1. You won't reach full retirement age for Social Security right away
You're entitled to your full monthly Social Security benefit, based on your personal wage history, once you reach full retirement age, or FRA. For those born between 1943 and 1954, FRA is 66, so you may be thinking that your FRA is the same. But actually, if you were born in 1955 and are therefore turning 66 this year, you won't reach FRA until 66 and two months. If you file for benefits at 66 on the nose, you'll reduce them on a permanent basis.
That said, the reduction you face will be relatively minor. Filing for benefits two months early will slash them by roughly 0.84%. This means that if you'd normally be entitled to a monthly benefit of $1,500 at age 66 and two months, filing at 66 will leave you with about $1,487 -- not a substantial reduction. Still, if your goal is to claim your full monthly benefit, keep your precise FRA in mind.
2. Delaying Social Security could still make a lot of sense
Though you may reaching FRA in 2021, the Social Security Administration will reward you for sitting tight and waiting to file for benefits. Specifically, for each year you delay your benefits past FRA, they'll go up by 8%, up until the age of 70. If you're still working or don't need the money right away, it could pay to let your benefits sit and grow, since any increase you lock in will be paid to you for life.
3. It could pay to sign up for Medicare if you haven't done so already
If you're turning 66 this year, it means you're already eligible for Medicare. And you may need to rush to enroll.
Your initial Medicare sign-up window spans seven months, beginning three months before the month of your 65th birthday and ending three months after that month.
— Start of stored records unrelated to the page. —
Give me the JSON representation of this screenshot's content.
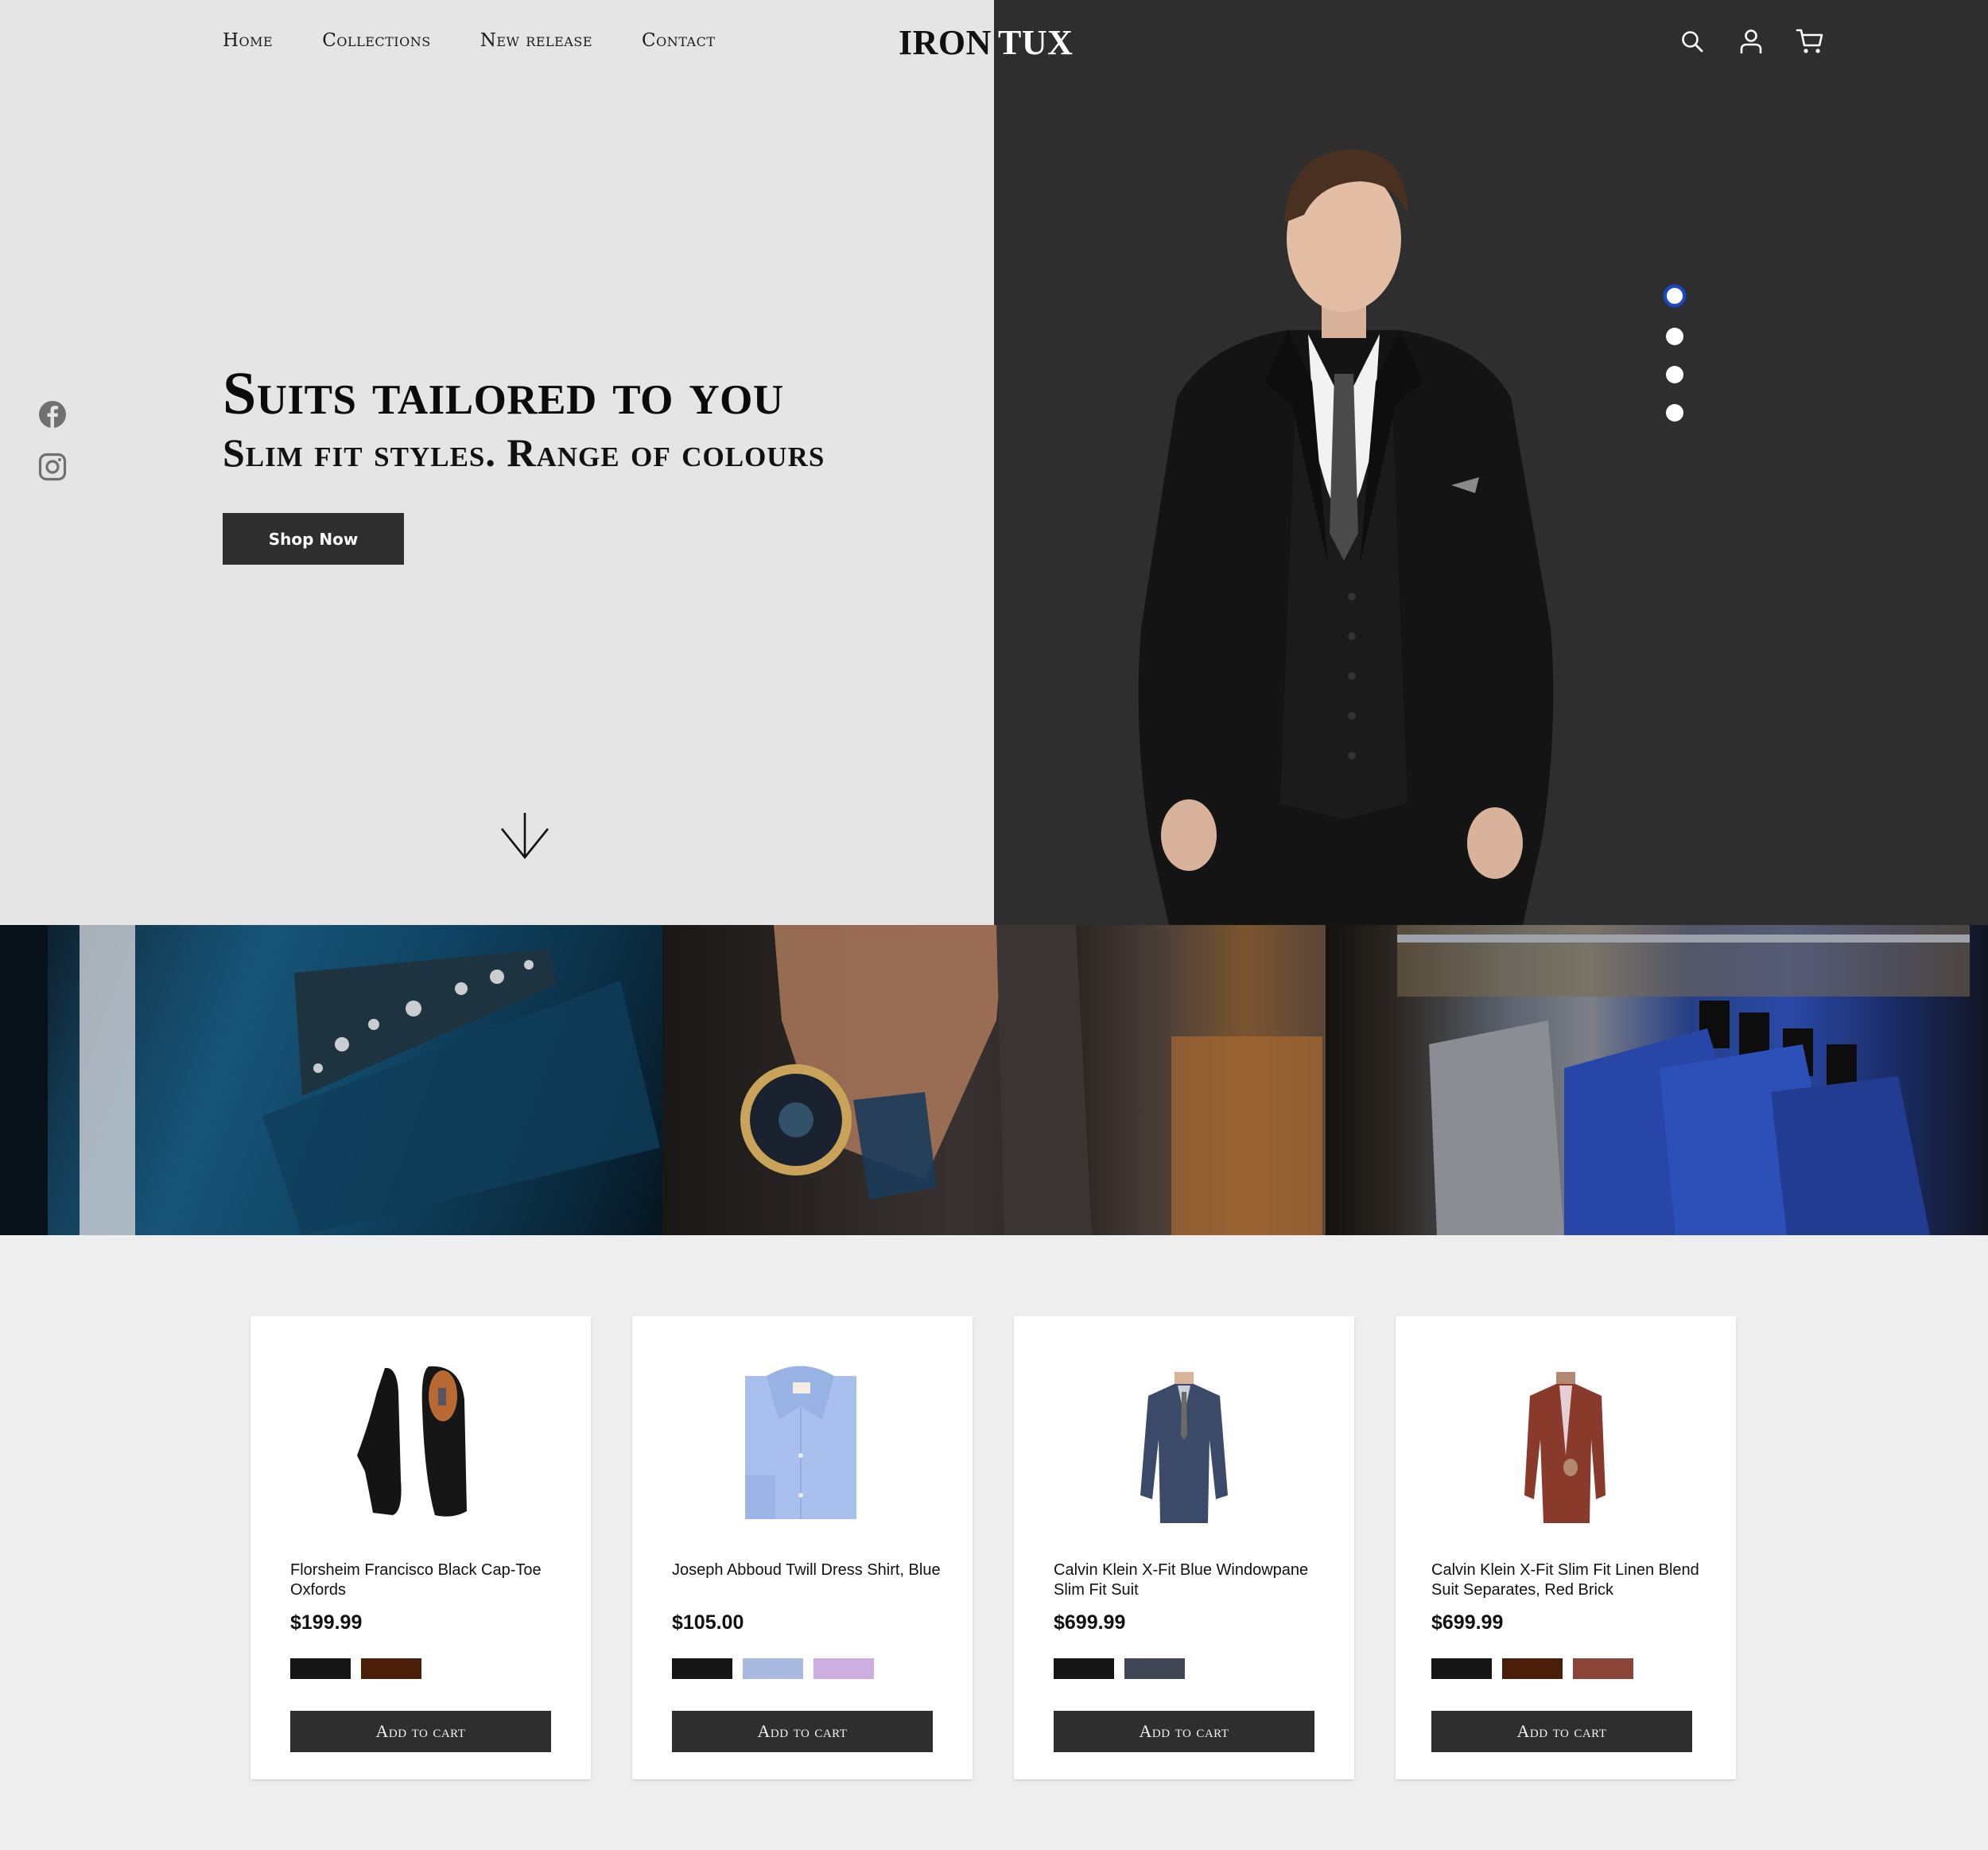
{
  "brand": {
    "part1": "IRON",
    "part2": "TUX"
  },
  "nav": {
    "items": [
      {
        "label": "Home"
      },
      {
        "label": "Collections"
      },
      {
        "label": "New release"
      },
      {
        "label": "Contact"
      }
    ]
  },
  "header_icons": [
    "search-icon",
    "user-icon",
    "cart-icon"
  ],
  "social": [
    "facebook-icon",
    "instagram-icon"
  ],
  "hero": {
    "title": "Suits tailored to you",
    "subtitle": "Slim fit styles. Range of colours",
    "cta_label": "Shop Now",
    "scroll_icon": "arrow-down-icon",
    "slider": {
      "count": 4,
      "active_index": 0,
      "active_color": "#1e4bb8"
    }
  },
  "gallery": [
    {
      "subject": "blue jacket pocket square"
    },
    {
      "subject": "wristwatch on suit sleeve"
    },
    {
      "subject": "suits on hanger rack"
    }
  ],
  "products": [
    {
      "name": "Florsheim Francisco Black Cap-Toe Oxfords",
      "price": "$199.99",
      "image": "black oxford shoes",
      "swatches": [
        "#151515",
        "#4a1e08"
      ],
      "cta": "Add to cart"
    },
    {
      "name": "Joseph Abboud Twill Dress Shirt, Blue",
      "price": "$105.00",
      "image": "folded blue dress shirt",
      "swatches": [
        "#151515",
        "#a8b9e0",
        "#ccaee0"
      ],
      "cta": "Add to cart"
    },
    {
      "name": "Calvin Klein X-Fit Blue Windowpane Slim Fit Suit",
      "price": "$699.99",
      "image": "blue windowpane suit",
      "swatches": [
        "#151515",
        "#3f4656"
      ],
      "cta": "Add to cart"
    },
    {
      "name": "Calvin Klein X-Fit Slim Fit Linen Blend Suit Separates, Red Brick",
      "price": "$699.99",
      "image": "red brick linen suit",
      "swatches": [
        "#151515",
        "#4a1e08",
        "#8a4538"
      ],
      "cta": "Add to cart"
    }
  ],
  "colors": {
    "hero_left_bg": "#e5e5e5",
    "hero_right_bg": "#2e2e2e",
    "button_bg": "#2e2e2e",
    "page_bg": "#eeeeee"
  }
}
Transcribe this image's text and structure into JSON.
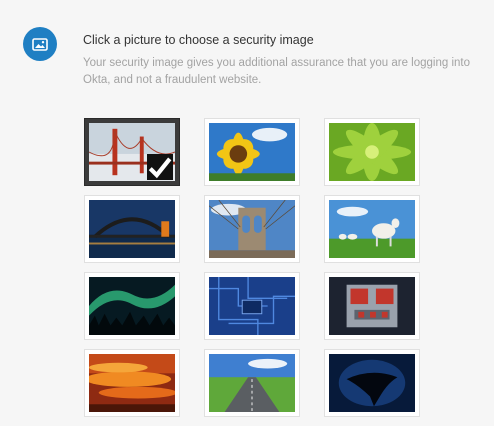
{
  "header": {
    "icon": "image-icon",
    "title": "Click a picture to choose a security image",
    "description": "Your security image gives you additional assurance that you are logging into Okta, and not a fraudulent website."
  },
  "colors": {
    "accent": "#1f7fc3",
    "panel_background": "#f6f6f6",
    "selected_frame": "#3b3b3b"
  },
  "security_images": [
    {
      "subject": "golden-gate-bridge-in-fog",
      "selected": true
    },
    {
      "subject": "sunflower",
      "selected": false
    },
    {
      "subject": "green-succulent",
      "selected": false
    },
    {
      "subject": "harbour-bridge-at-night",
      "selected": false
    },
    {
      "subject": "brooklyn-bridge",
      "selected": false
    },
    {
      "subject": "sheep-on-grass",
      "selected": false
    },
    {
      "subject": "aurora-over-forest",
      "selected": false
    },
    {
      "subject": "circuit-board",
      "selected": false
    },
    {
      "subject": "toy-robot",
      "selected": false
    },
    {
      "subject": "orange-sunset-clouds",
      "selected": false
    },
    {
      "subject": "open-road",
      "selected": false
    },
    {
      "subject": "manta-ray",
      "selected": false
    }
  ],
  "selected_mark": "checkmark-icon"
}
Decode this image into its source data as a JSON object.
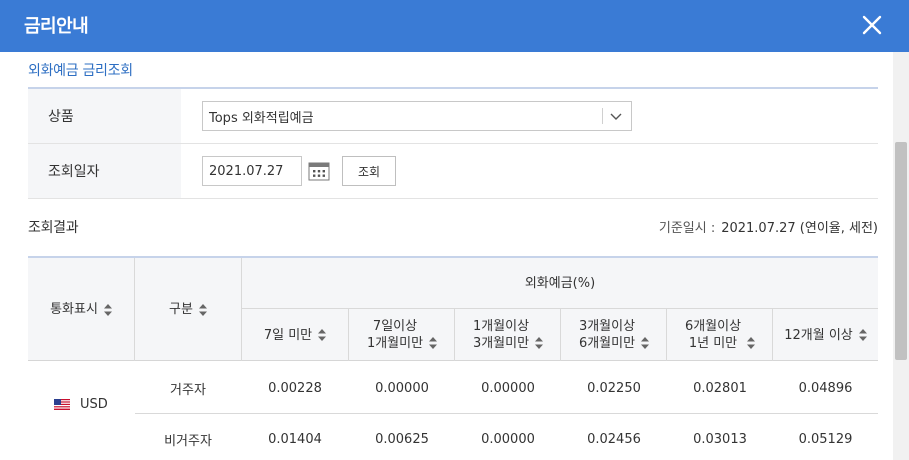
{
  "modal": {
    "title": "금리안내",
    "close_label": "close"
  },
  "section_title": "외화예금 금리조회",
  "form": {
    "product_label": "상품",
    "product_value": "Tops 외화적립예금",
    "date_label": "조회일자",
    "date_value": "2021.07.27",
    "search_button": "조회"
  },
  "results": {
    "title": "조회결과",
    "basis_label": "기준일시 :",
    "basis_value": "2021.07.27 (연이율, 세전)",
    "header": {
      "currency": "통화표시",
      "category": "구분",
      "group": "외화예금(%)",
      "periods": [
        {
          "line1": "7일 미만",
          "line2": ""
        },
        {
          "line1": "7일이상",
          "line2": "1개월미만"
        },
        {
          "line1": "1개월이상",
          "line2": "3개월미만"
        },
        {
          "line1": "3개월이상",
          "line2": "6개월미만"
        },
        {
          "line1": "6개월이상",
          "line2": "1년 미만"
        },
        {
          "line1": "12개월 이상",
          "line2": ""
        }
      ]
    },
    "currency": "USD",
    "rows": [
      {
        "category": "거주자",
        "values": [
          "0.00228",
          "0.00000",
          "0.00000",
          "0.02250",
          "0.02801",
          "0.04896"
        ]
      },
      {
        "category": "비거주자",
        "values": [
          "0.01404",
          "0.00625",
          "0.00000",
          "0.02456",
          "0.03013",
          "0.05129"
        ]
      }
    ]
  },
  "colors": {
    "header_bg": "#3a7bd5",
    "accent_text": "#2e6fc3"
  }
}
It pays to enroll on time to avoid gaps in coverage as well as lifelong surcharges on your Part B penalties for going too long without coverage, so if you're still within that seven-month window, you may want to get moving.
That said, if you're still working and are covered by a group health plan through your job, you don't have to worry about being penalized for signing up for Medicare late. In that case, you'll get a special enrollment period that kicks in once you separate from your employer or your group health coverage ends -- whichever happens sooner. Furthermore, you should know that you're allowed to sign up for Medicare without Social Security, or vice versa -- though the two are interrelated, you can get benefits from one without the other.
Turning 66 is a big milestone. If you'll be celebrating that birthday this year, keep the above points in mind to help ensure that you make the best financial decisions for yourself.